Image Transfer Grade: A


Audio Transfer

 LanguageRemote Access
DS 2.0Spanish, Frenchyes
Dolby Digital

Audio Transfer Review: The DD 5.1 track offers bright, clear sound with faint surround enhancements. John Debney's music score enjoys good fidelity and depth of tone, and dialogue remains easily understandable throughout. Ambient effects could have been more pronounced, but overall the track is warm and smooth.

Audio Transfer Grade: B+


Disc Extras

Full Motion menu with music
Scene Access with 32 cues and remote access
Subtitles/Captions in English, Spanish with remote access
5 Other Trailer(s) featuring Cheaper By the Dozen, Stuck on You, The Girl Next Door, The Clearing, The Day After Tomorrow
6 Deleted Scenes
1 Feature/Episode commentary by director Donald Petrie
Packaging: generic plastic keepcase
Picture Disc
1 Disc
1-Sided disc(s)
Layers: dual
Layers Switch: 01h:02m:05s

Extra Extras:
  1. Outtake Reel
  2. Fox promotional reel
Extras Review: A modest spate of extras enhance the disc, beginning with an engaging, if superficial, scene-specific audio commentary by director Donald Petrie. Although some of his comments are painfully clichéd ("Gene Hackman can read the phone book and he's great!"), Petrie offers plenty of interesting behind-the-scenes nuggets. We learn many of the film's best lines were actually ad-libs contributed by Romano, and the actor was quite generous in handing out quips to his cast mates. Petrie also divulges that filming on Mooseport transpired at the height of SARS hysteria in Ontario, Canada, putting many members of the cast and crew on edge. He also relates other trivia, such as Romano's obsessive cleanliness, and how the elderly streaker was so well-endowed some digital doctoring was required in the editing room. Fans of Mooseport will especially appreciate this track, but casual viewers will probably want to skip it.

Six deleted scenes follow, which can be viewed with optional director's commentary. The best of the bunch is a drunken female-bonding sequence between Tierney and Harden, but most are extended takes of existing scenes featuring mildly amusing ad-libs. A requisite, albeit brief, outtake reel possesses some genuinely funny moments, while a Soova car commercial with Gene Hackman (shot for the film but deleted) gives the legendary actor a chance to ham it up. Both English and Norwegian versions are included.
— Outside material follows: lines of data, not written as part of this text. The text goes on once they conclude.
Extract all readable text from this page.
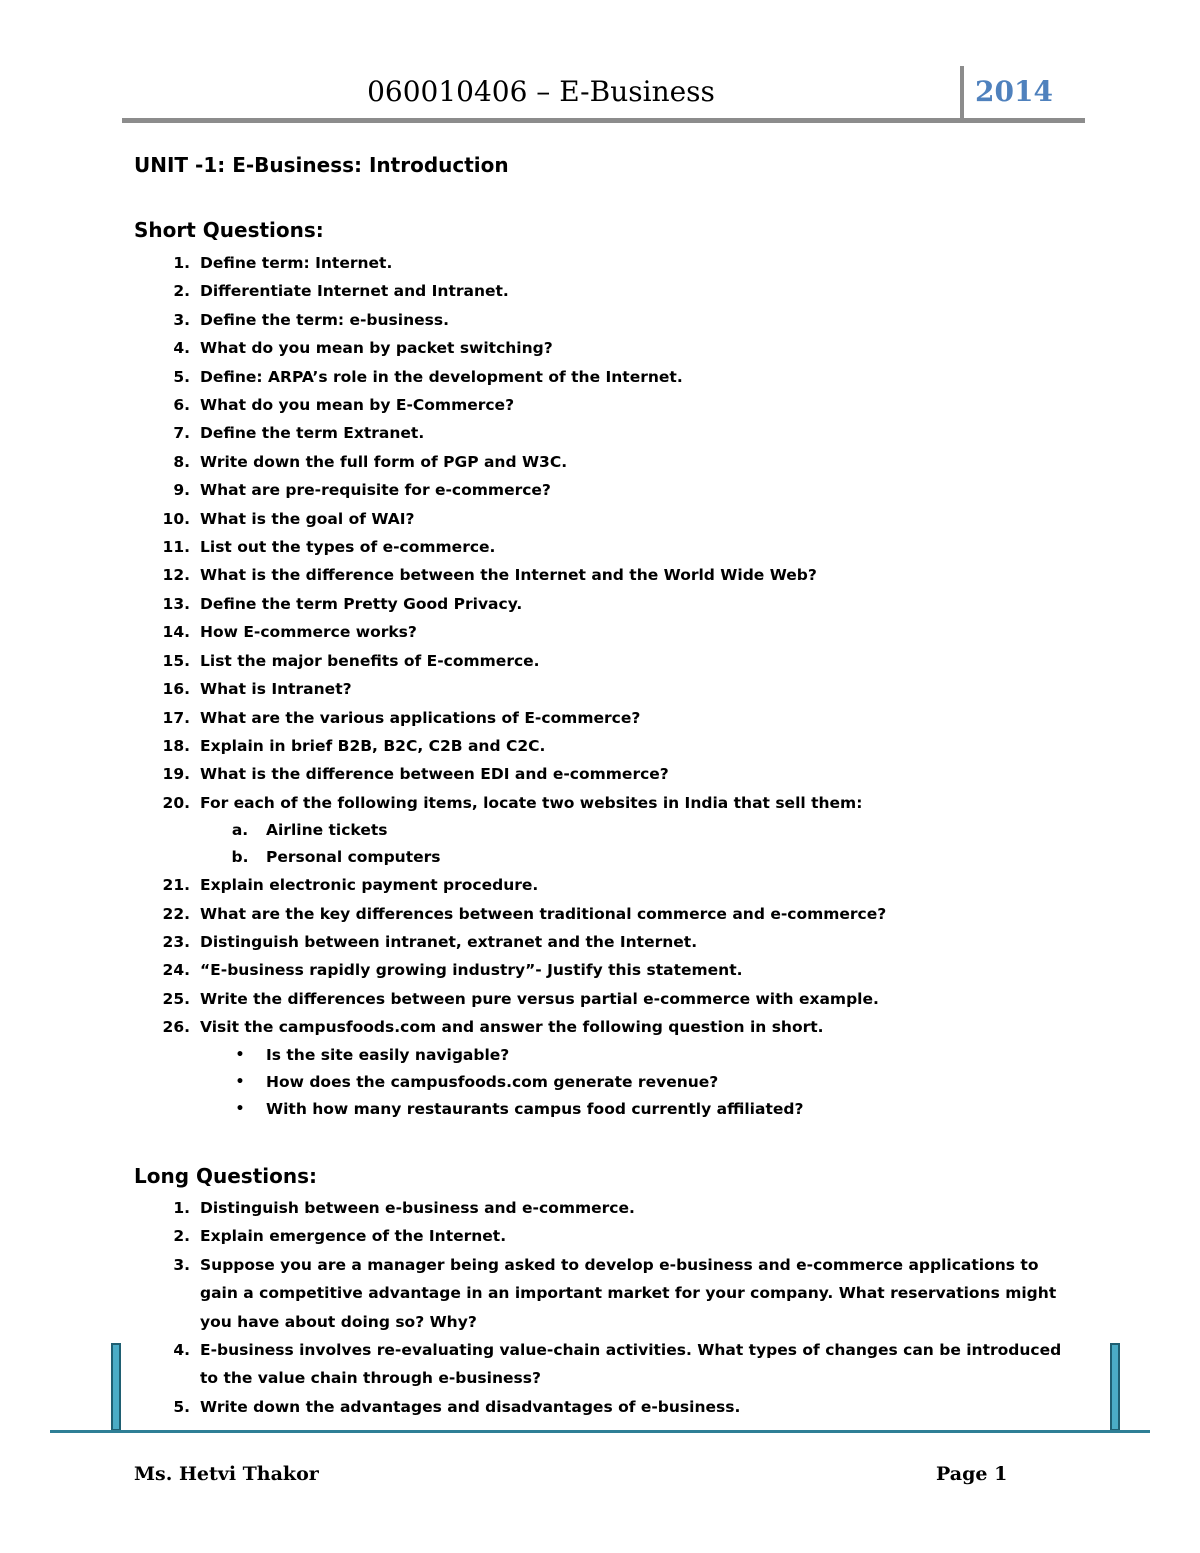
060010406 – E-Business	2014
UNIT -1: E-Business: Introduction
Short Questions:
1. Define term: Internet.
2. Differentiate Internet and Intranet.
3. Define the term: e-business.
4. What do you mean by packet switching?
5. Define: ARPA’s role in the development of the Internet.
6. What do you mean by E-Commerce?
7. Define the term Extranet.
8. Write down the full form of PGP and W3C.
9. What are pre-requisite for e-commerce?
10. What is the goal of WAI?
11. List out the types of e-commerce.
12. What is the difference between the Internet and the World Wide Web?
13. Define the term Pretty Good Privacy.
14. How E-commerce works?
15. List the major benefits of E-commerce.
16. What is Intranet?
17. What are the various applications of E-commerce?
18. Explain in brief B2B, B2C, C2B and C2C.
19. What is the difference between EDI and e-commerce?
20. For each of the following items, locate two websites in India that sell them:
a. Airline tickets
b. Personal computers
21. Explain electronic payment procedure.
22. What are the key differences between traditional commerce and e-commerce?
23. Distinguish between intranet, extranet and the Internet.
24. “E-business rapidly growing industry”- Justify this statement.
25. Write the differences between pure versus partial e-commerce with example.
26. Visit the campusfoods.com and answer the following question in short.
•	Is the site easily navigable?
•	How does the campusfoods.com generate revenue?
•	With how many restaurants campus food currently affiliated?
Long Questions:
1. Distinguish between e-business and e-commerce.
2. Explain emergence of the Internet.
3. Suppose you are a manager being asked to develop e-business and e-commerce applications to gain a competitive advantage in an important market for your company. What reservations might you have about doing so? Why?
4. E-business involves re-evaluating value-chain activities. What types of changes can be introduced to the value chain through e-business?
5. Write down the advantages and disadvantages of e-business.
Ms. Hetvi Thakor	Page 1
The Fox Flix section offers a single trailer for the upcoming thriller The Clearing, while Inside Look is not a featurette about Mooseport, but rather a promo piece for upcoming Fox projects like Garfield, The Day After Tomorrow, and Dodgeball.

Extras Grade: B-


Final Comments

For a sitcom movie featuring quite a few sitcom actors, Welcome to Mooseport meets all the criteria. Its top-notch transfer earns the film some big screen points, but not enough to rescue it from the rental bin. In the end, Donald Petrie's political farce, while timely, winds up as predictable as many an incumbent's re-election campaign.